La veille, j’ai eu droit à une insomnie, des palpitations, des sueurs froides ainsi qu’à un petit bonus intestinal que la décence m’interdit de nommer.
Je monte sur l’estrade, blême, le cœur affolé. Je m’enfonce dans ma chaise de condamnée à mort. La boule au ventre. Mon père, stoïque, me regardait comme pour me dire: «C’est pour la patrie, ma fille».
Je débute avec des versets du Coran relatifs au mariage, des hadiths sur la tendresse du Prophète envers son épouse Aïcha, histoire de me bâtir un mur anti-fatwa.
Ma frayeur commence à s’atténuer. Et c’est là qu’un homme se lève et hurle: «Femme ‘arya (dénudée). L’État nous ramène une mécréante pour détruire nos valeurs, pourrir nos femmes. Encore une de ces féministes dépravées qui condamnent la famille, le mariage, les enfants pour être libre de…». Des employés de la commune s’empressent de le neutraliser. C’est alors que, par je ne sais quel miracle, cette phrase a franchi mes lèvres: «Laissez-le s’exprimer!»

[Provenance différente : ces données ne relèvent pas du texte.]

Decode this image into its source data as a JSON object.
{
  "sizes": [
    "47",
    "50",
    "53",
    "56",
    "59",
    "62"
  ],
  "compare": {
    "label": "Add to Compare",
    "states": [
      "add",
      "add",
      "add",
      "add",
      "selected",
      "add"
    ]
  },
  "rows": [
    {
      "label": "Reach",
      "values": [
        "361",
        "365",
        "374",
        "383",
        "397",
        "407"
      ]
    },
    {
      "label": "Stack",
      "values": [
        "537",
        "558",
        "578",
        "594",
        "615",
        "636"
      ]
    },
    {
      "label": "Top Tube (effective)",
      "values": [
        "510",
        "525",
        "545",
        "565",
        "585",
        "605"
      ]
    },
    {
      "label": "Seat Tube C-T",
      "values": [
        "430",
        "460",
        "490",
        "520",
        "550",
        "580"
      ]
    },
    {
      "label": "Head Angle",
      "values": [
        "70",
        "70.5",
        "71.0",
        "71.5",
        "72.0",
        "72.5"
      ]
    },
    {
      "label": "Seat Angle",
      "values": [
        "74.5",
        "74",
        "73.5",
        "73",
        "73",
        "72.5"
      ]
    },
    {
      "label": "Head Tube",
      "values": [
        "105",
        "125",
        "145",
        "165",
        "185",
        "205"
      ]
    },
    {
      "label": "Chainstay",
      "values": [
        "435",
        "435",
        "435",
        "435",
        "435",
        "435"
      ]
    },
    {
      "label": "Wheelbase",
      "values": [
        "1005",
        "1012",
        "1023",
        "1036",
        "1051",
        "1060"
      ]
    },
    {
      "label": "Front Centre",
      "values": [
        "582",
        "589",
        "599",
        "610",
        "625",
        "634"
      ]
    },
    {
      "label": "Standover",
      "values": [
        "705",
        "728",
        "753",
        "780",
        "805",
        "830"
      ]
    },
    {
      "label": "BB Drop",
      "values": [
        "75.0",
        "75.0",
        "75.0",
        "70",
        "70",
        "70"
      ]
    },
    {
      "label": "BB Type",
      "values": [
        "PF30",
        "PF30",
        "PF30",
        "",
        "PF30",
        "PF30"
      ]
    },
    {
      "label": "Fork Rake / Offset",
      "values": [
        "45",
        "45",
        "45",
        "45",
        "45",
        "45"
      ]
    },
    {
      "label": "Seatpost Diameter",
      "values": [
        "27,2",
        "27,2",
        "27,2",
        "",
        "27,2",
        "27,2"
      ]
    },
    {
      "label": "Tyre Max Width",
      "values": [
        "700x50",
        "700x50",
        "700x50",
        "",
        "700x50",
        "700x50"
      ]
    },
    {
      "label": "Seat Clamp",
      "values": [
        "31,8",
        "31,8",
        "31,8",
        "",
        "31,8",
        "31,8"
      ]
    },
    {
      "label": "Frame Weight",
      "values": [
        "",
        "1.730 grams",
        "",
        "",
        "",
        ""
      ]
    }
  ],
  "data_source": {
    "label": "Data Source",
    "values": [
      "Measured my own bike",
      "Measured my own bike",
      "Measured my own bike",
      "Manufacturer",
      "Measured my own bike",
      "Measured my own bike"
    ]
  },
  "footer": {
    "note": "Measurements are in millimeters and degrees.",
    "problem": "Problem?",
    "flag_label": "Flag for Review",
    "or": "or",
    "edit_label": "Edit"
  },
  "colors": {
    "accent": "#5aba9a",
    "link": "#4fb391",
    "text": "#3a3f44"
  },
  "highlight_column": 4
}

Une fois son déversement verbal achevé, je me transforme en diplomate de l’ONU, même si, dans mon for intérieur, je voulais le réduire en miettes: «Merci, monsieur, pour votre intervention. Seulement, j’aurais préféré des mots plus doux. Le Prophète lui-même recevait des mécréants sous son toit, avec courtoisie, à commencer par son oncle (et père adoptif), mort sans se convertir à l’Islam. Je vous invite à rencontrer ma famille. Vous verrez qu’il n’y a rien de satanique en moi».
En essayant de m’anéantir, cet homme venait, en réalité, de me lancer une perche que je devais saisir intelligemment.
Mon agresseur, barbu, tache noire «de piété» sur le front, qamis afghanisé, prit sa tête entre ses mains, me regarda, hésita un instant, puis, s’approcha de moi: «Je ne salue pas les femmes... Je vous embrasse le front».
Il s’exécuta, s’excusa auprès de ma mère, de mon père, de mon mari. L’incroyable venait de produire. Quant à moi, je découvre que même les plus virulents peuvent être touchés… par des propos bien ficelés.
J’ai appris, depuis, que chaque situation que nous vivons, même la plus pénible, est une expérience qui, si nous savons en tirer profit, nous renforce. Depuis, plus rien ne m’effraie. Pas même les barbus furieux. Ils sont parfois les catalyseurs de débats passionnants. Ils me poussent à donner le meilleur de moi-même, me font sortir de ma zone de confort et m’obligent à approfondir mes sujets.
Telle fut ma première expérience, fort enrichissante, que je voulais partager avec vous, aujourd’hui, pour éviter de vous livrer un article trop sérieux. Par les temps qui courent, où l’actualité est morose, j’ai choisi un peu de légèreté.